What if we “deserve” everything we get? What if we’re neither lucky nor unlucky, imagined states that seem random and unfair, but are actually living within a law—the law of karma? When we are trying to attach some kind of meaning to the course of our lives, learning more about karma enhances our efforts.
Although the suffering we experience in life comes from many causes, some of it comes directly from our own decisions. Most of us will try to accept the suffering that results from a bad decision because it makes sense—we clearly deserve it. Because doing so will affect future decisions, connecting suffering to the bad decision preceding it is an important step in gaining mastery of our lives. In fact, people who are unable to do this are considered unhealthy. The cause and effect nature of karmic law is easy to comprehend because we naturally look for the reasons why things happen in our lives.
Let’s see what Dr. Steiner has to say:
“… Only methodical observation will lead us to the recognition of the law of karma; and therefore, if we want to study the law of karma, we must make these methodical observations in the right way.
Let us start, then, with the study of the karma of one special person.

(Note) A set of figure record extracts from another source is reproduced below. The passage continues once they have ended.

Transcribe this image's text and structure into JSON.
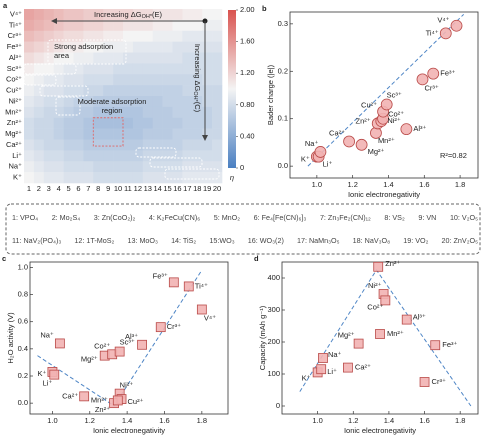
{
  "chart_data": [
    {
      "type": "heatmap",
      "panel": "a",
      "rows": [
        "V⁴⁺",
        "Ti⁴⁺",
        "Cr³⁺",
        "Fe³⁺",
        "Al³⁺",
        "Sc³⁺",
        "Co²⁺",
        "Cu²⁺",
        "Ni²⁺",
        "Mn²⁺",
        "Zn²⁺",
        "Mg²⁺",
        "Ca²⁺",
        "Li⁺",
        "Na⁺",
        "K⁺"
      ],
      "columns": [
        1,
        2,
        3,
        4,
        5,
        6,
        7,
        8,
        9,
        10,
        11,
        12,
        13,
        14,
        15,
        16,
        17,
        18,
        19,
        20
      ],
      "values": [
        [
          1.5,
          1.45,
          1.4,
          1.35,
          1.3,
          1.3,
          1.25,
          1.25,
          1.2,
          1.2,
          1.2,
          1.15,
          1.15,
          1.1,
          1.1,
          1.1,
          1.05,
          1.05,
          1.0,
          1.0
        ],
        [
          1.45,
          1.4,
          1.35,
          1.3,
          1.25,
          1.25,
          1.2,
          1.2,
          1.15,
          1.15,
          1.1,
          1.1,
          1.1,
          1.05,
          1.05,
          1.0,
          1.0,
          1.0,
          0.95,
          0.95
        ],
        [
          1.35,
          1.3,
          1.25,
          1.2,
          1.15,
          1.15,
          1.1,
          1.1,
          1.05,
          1.05,
          1.0,
          1.0,
          1.0,
          0.95,
          0.95,
          0.95,
          0.9,
          0.9,
          0.9,
          0.9
        ],
        [
          1.25,
          1.2,
          1.15,
          1.1,
          1.05,
          1.05,
          1.0,
          1.0,
          0.95,
          0.95,
          0.95,
          0.9,
          0.9,
          0.9,
          0.9,
          0.85,
          0.85,
          0.85,
          0.85,
          0.85
        ],
        [
          1.15,
          1.1,
          1.05,
          1.0,
          1.0,
          0.95,
          0.95,
          0.9,
          0.9,
          0.9,
          0.85,
          0.85,
          0.85,
          0.85,
          0.85,
          0.85,
          0.8,
          0.8,
          0.8,
          0.8
        ],
        [
          1.05,
          1.0,
          1.0,
          0.95,
          0.9,
          0.9,
          0.85,
          0.85,
          0.85,
          0.8,
          0.8,
          0.8,
          0.8,
          0.8,
          0.8,
          0.8,
          0.8,
          0.8,
          0.8,
          0.8
        ],
        [
          1.0,
          0.95,
          0.9,
          0.9,
          0.85,
          0.85,
          0.8,
          0.8,
          0.8,
          0.75,
          0.75,
          0.75,
          0.75,
          0.75,
          0.75,
          0.75,
          0.75,
          0.75,
          0.8,
          0.8
        ],
        [
          0.95,
          0.9,
          0.85,
          0.85,
          0.8,
          0.8,
          0.75,
          0.75,
          0.7,
          0.7,
          0.7,
          0.7,
          0.7,
          0.7,
          0.7,
          0.7,
          0.75,
          0.75,
          0.75,
          0.75
        ],
        [
          0.9,
          0.85,
          0.8,
          0.8,
          0.75,
          0.7,
          0.7,
          0.65,
          0.65,
          0.65,
          0.65,
          0.65,
          0.65,
          0.65,
          0.7,
          0.7,
          0.7,
          0.7,
          0.75,
          0.75
        ],
        [
          0.85,
          0.8,
          0.75,
          0.75,
          0.7,
          0.65,
          0.65,
          0.6,
          0.6,
          0.6,
          0.6,
          0.6,
          0.65,
          0.65,
          0.65,
          0.7,
          0.7,
          0.7,
          0.7,
          0.75
        ],
        [
          0.8,
          0.75,
          0.75,
          0.7,
          0.65,
          0.65,
          0.6,
          0.55,
          0.55,
          0.55,
          0.55,
          0.6,
          0.6,
          0.65,
          0.65,
          0.65,
          0.7,
          0.7,
          0.7,
          0.75
        ],
        [
          0.8,
          0.75,
          0.75,
          0.7,
          0.65,
          0.65,
          0.6,
          0.6,
          0.6,
          0.6,
          0.6,
          0.6,
          0.65,
          0.65,
          0.65,
          0.7,
          0.7,
          0.7,
          0.75,
          0.75
        ],
        [
          0.85,
          0.8,
          0.75,
          0.75,
          0.7,
          0.7,
          0.65,
          0.65,
          0.65,
          0.65,
          0.65,
          0.65,
          0.7,
          0.7,
          0.7,
          0.7,
          0.75,
          0.75,
          0.75,
          0.8
        ],
        [
          0.9,
          0.85,
          0.8,
          0.8,
          0.75,
          0.75,
          0.7,
          0.7,
          0.7,
          0.7,
          0.7,
          0.7,
          0.75,
          0.75,
          0.75,
          0.75,
          0.8,
          0.8,
          0.8,
          0.8
        ],
        [
          0.95,
          0.9,
          0.85,
          0.85,
          0.8,
          0.8,
          0.8,
          0.75,
          0.75,
          0.75,
          0.75,
          0.75,
          0.8,
          0.8,
          0.8,
          0.8,
          0.85,
          0.85,
          0.85,
          0.85
        ],
        [
          1.0,
          0.95,
          0.9,
          0.9,
          0.85,
          0.85,
          0.85,
          0.8,
          0.8,
          0.8,
          0.8,
          0.8,
          0.85,
          0.85,
          0.85,
          0.85,
          0.9,
          0.9,
          0.9,
          0.9
        ]
      ],
      "colormap": [
        "#4a7fc1",
        "#f4f4f4",
        "#d9534f"
      ],
      "colorbar": {
        "label": "η",
        "lim": [
          0,
          2
        ],
        "ticks": [
          0,
          {
            "value": 0.4,
            "label": "0.40"
          },
          {
            "value": 0.8,
            "label": "0.80"
          },
          {
            "value": 1.2,
            "label": "1.20"
          },
          {
            "value": 1.6,
            "label": "1.60"
          },
          {
            "value": 2,
            "label": "2.00"
          }
        ]
      },
      "arrow_h": {
        "text": "Increasing ΔG",
        "sub": "OH*",
        "tail": "(E)"
      },
      "arrow_v": {
        "text": "Increasing ΔG",
        "sub": "OH*",
        "tail": "(C)"
      },
      "strong_label": [
        "Strong adsorption",
        "area"
      ],
      "moderate_label": [
        "Moderate adsorption",
        "region"
      ]
    },
    {
      "type": "scatter",
      "panel": "b",
      "marker": "circle",
      "xlabel": "Ionic electronegativity",
      "ylabel": "Bader charge (|e|)",
      "labels": [
        "K⁺",
        "Li⁺",
        "Na⁺",
        "Ca²⁺",
        "Mg²⁺",
        "Mn²⁺",
        "Zn²⁺",
        "Ni²⁺",
        "Co²⁺",
        "Cu²⁺",
        "Sc³⁺",
        "Al³⁺",
        "Cr³⁺",
        "Fe³⁺",
        "Ti⁴⁺",
        "V⁴⁺"
      ],
      "x": [
        1.0,
        1.01,
        1.02,
        1.18,
        1.25,
        1.33,
        1.34,
        1.36,
        1.37,
        1.37,
        1.39,
        1.5,
        1.59,
        1.65,
        1.72,
        1.78
      ],
      "values": [
        0.02,
        0.02,
        0.03,
        0.052,
        0.045,
        0.07,
        0.09,
        0.095,
        0.1,
        0.115,
        0.13,
        0.078,
        0.183,
        0.195,
        0.28,
        0.296
      ],
      "fit": {
        "x": [
          0.95,
          1.82
        ],
        "y": [
          0.0,
          0.32
        ]
      },
      "annotation": "R²=0.82",
      "xlim": [
        0.85,
        1.9
      ],
      "ylim": [
        -0.025,
        0.325
      ],
      "xticks": [
        {
          "value": 1.0,
          "label": "1.0"
        },
        {
          "value": 1.2,
          "label": "1.2"
        },
        {
          "value": 1.4,
          "label": "1.4"
        },
        {
          "value": 1.6,
          "label": "1.6"
        },
        {
          "value": 1.8,
          "label": "1.8"
        }
      ],
      "yticks": [
        {
          "value": 0,
          "label": "0.0"
        },
        {
          "value": 0.1,
          "label": "0.1"
        },
        {
          "value": 0.2,
          "label": "0.2"
        },
        {
          "value": 0.3,
          "label": "0.3"
        }
      ]
    },
    {
      "type": "scatter",
      "panel": "c",
      "marker": "square",
      "xlabel": "Ionic electronegativity",
      "ylabel": "H₂O activity (V)",
      "labels": [
        "K⁺",
        "Li⁺",
        "Na⁺",
        "Ca²⁺",
        "Mg²⁺",
        "Co²⁺",
        "Sc³⁺",
        "Zn²⁺",
        "Ni²⁺",
        "Cu²⁺",
        "Mn²⁺",
        "Al³⁺",
        "Cr³⁺",
        "Fe³⁺",
        "Ti⁴⁺",
        "V⁴⁺"
      ],
      "x": [
        1.0,
        1.01,
        1.04,
        1.17,
        1.28,
        1.32,
        1.36,
        1.33,
        1.36,
        1.37,
        1.35,
        1.48,
        1.58,
        1.65,
        1.73,
        1.8
      ],
      "values": [
        0.23,
        0.21,
        0.44,
        0.05,
        0.35,
        0.36,
        0.38,
        0.0,
        0.07,
        0.03,
        0.02,
        0.43,
        0.56,
        0.89,
        0.86,
        0.69
      ],
      "fit": {
        "x": [
          0.92,
          1.33,
          1.8
        ],
        "y": [
          0.35,
          -0.02,
          0.98
        ]
      },
      "xlim": [
        0.88,
        1.94
      ],
      "ylim": [
        -0.08,
        1.04
      ],
      "xticks": [
        {
          "value": 1.0,
          "label": "1.0"
        },
        {
          "value": 1.2,
          "label": "1.2"
        },
        {
          "value": 1.4,
          "label": "1.4"
        },
        {
          "value": 1.6,
          "label": "1.6"
        },
        {
          "value": 1.8,
          "label": "1.8"
        }
      ],
      "yticks": [
        {
          "value": 0,
          "label": "0.0"
        },
        {
          "value": 0.2,
          "label": "0.2"
        },
        {
          "value": 0.4,
          "label": "0.4"
        },
        {
          "value": 0.6,
          "label": "0.6"
        },
        {
          "value": 0.8,
          "label": "0.8"
        },
        {
          "value": 1.0,
          "label": "1.0"
        }
      ]
    },
    {
      "type": "scatter",
      "panel": "d",
      "marker": "square",
      "xlabel": "Ionic electronegativity",
      "ylabel": "Capacity (mAh g⁻¹)",
      "labels": [
        "K⁺",
        "Li⁺",
        "Na⁺",
        "Ca²⁺",
        "Mg²⁺",
        "Zn²⁺",
        "Ni²⁺",
        "Co²⁺",
        "Mn²⁺",
        "Al³⁺",
        "Fe³⁺",
        "Cr³⁺"
      ],
      "x": [
        1.0,
        1.02,
        1.03,
        1.17,
        1.23,
        1.34,
        1.37,
        1.38,
        1.35,
        1.5,
        1.66,
        1.6
      ],
      "values": [
        105,
        115,
        150,
        120,
        195,
        435,
        350,
        330,
        225,
        270,
        190,
        75
      ],
      "fit": {
        "x": [
          0.9,
          1.33,
          1.86
        ],
        "y": [
          45,
          425,
          0
        ]
      },
      "xlim": [
        0.8,
        1.9
      ],
      "ylim": [
        -25,
        450
      ],
      "xticks": [
        {
          "value": 1.0,
          "label": "1.0"
        },
        {
          "value": 1.2,
          "label": "1.2"
        },
        {
          "value": 1.4,
          "label": "1.4"
        },
        {
          "value": 1.6,
          "label": "1.6"
        },
        {
          "value": 1.8,
          "label": "1.8"
        }
      ],
      "yticks": [
        0,
        100,
        200,
        300,
        400
      ]
    }
  ],
  "legend_box": {
    "items": [
      "1: VPO₄",
      "2: Mo₂S₄",
      "3: Zn(CoO₂)₂",
      "4: K₂FeCu(CN)₆",
      "5: MnO₂",
      "6: Fe₄[Fe(CN)₆]₃",
      "7: Zn₃Fe₂(CN)₁₂",
      "8: VS₂",
      "9: VN",
      "10: V₂O₅",
      "11: NaV₂(PO₄)₃",
      "12: 1T-MoS₂",
      "13: MoO₃",
      "14: TiS₂",
      "15:WO₃",
      "16: WO₃(2)",
      "17: NaMn₃O₅",
      "18: NaV₃O₈",
      "19: VO₂",
      "20: ZnV₂O₅"
    ]
  }
}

Fate deals a man in his twenty-fifth year a heavy blow, which causes him pain and suffering. Now, if our observations are of such a nature that we merely say, ‘This heavy blow has just broken into his life and has filled it with pain and suffering,’ we shall never arrive at an understanding of karmic connections. But if we go a little further and observe the life of this person in his fiftieth year… we shall perhaps come to a different conclusion which we might be able to express thus: ‘The man whom we are now observing has become industrious and active, leading an excellent life.’
Now, let us look further back into his life. At 25, this trouble came upon him, and had he not met with this blow we may now say that he would have remained a good-for-nothing. In this case, the severe blow of fate was the cause that at the age of 50 we now find him an industrious and excellent man.
Such a fact teaches us that we should be mistaken if we considered the blow of fate at the age of 25 was merely an effect. We cannot just ask what caused it and stop at that. But if we consider the blow not as an effect at the end of the phenomena which preceded it, but place it rather at the beginning of the subsequent events, and consider it as a cause, then we learn that we must entirely and essentially change the judgments we have formed by our feelings and perceptions with regard to this blow of fate. We shall very likely be grieved if we think of it only as an effect, but if we think of it as the cause of what happens later on, we shall probably be glad and feel pleasure over it.
So we see that our attitude is essentially different in so far as we consider an event in life as cause or as effect… Thus the law of karma itself may be a source of consolation if we accustom ourselves to set an event not only at the end, but at the beginning of a series of events.”
Excerpt from: Manifestations of Karma. Lecture given by Rudolf Steiner in Hamburg, May 16, 1910.
Not all suffering comes as a direct result of a decision we make, but with a little imagination, we can look at this simple example of karma and extend it outwards toward suffering that comes to us seemingly unbidden. Eckhart Tolle says, “Every person on Earth will experience some difficulty that they cannot change. This fact can either imprison you or enlighten you. When you encounter difficulty, accept it as if you had chosen it, experience it and figure out what you can learn from it.” Accept it as if you had chosen it. Suffering can be a starting point and a teacher.
This first idea of karma is just scratching the surface. For example, it does not address why we make the decisions that lead to suffering in the first place. Nor does it address the suffering that comes from without, from the death of a loved one to that from natural disasters, war, accidents, etc. Steiner gave more than 100 lectures about karma, so we can anticipate explorations of these questions and many more as we delve deeper into the study of karmic law next month.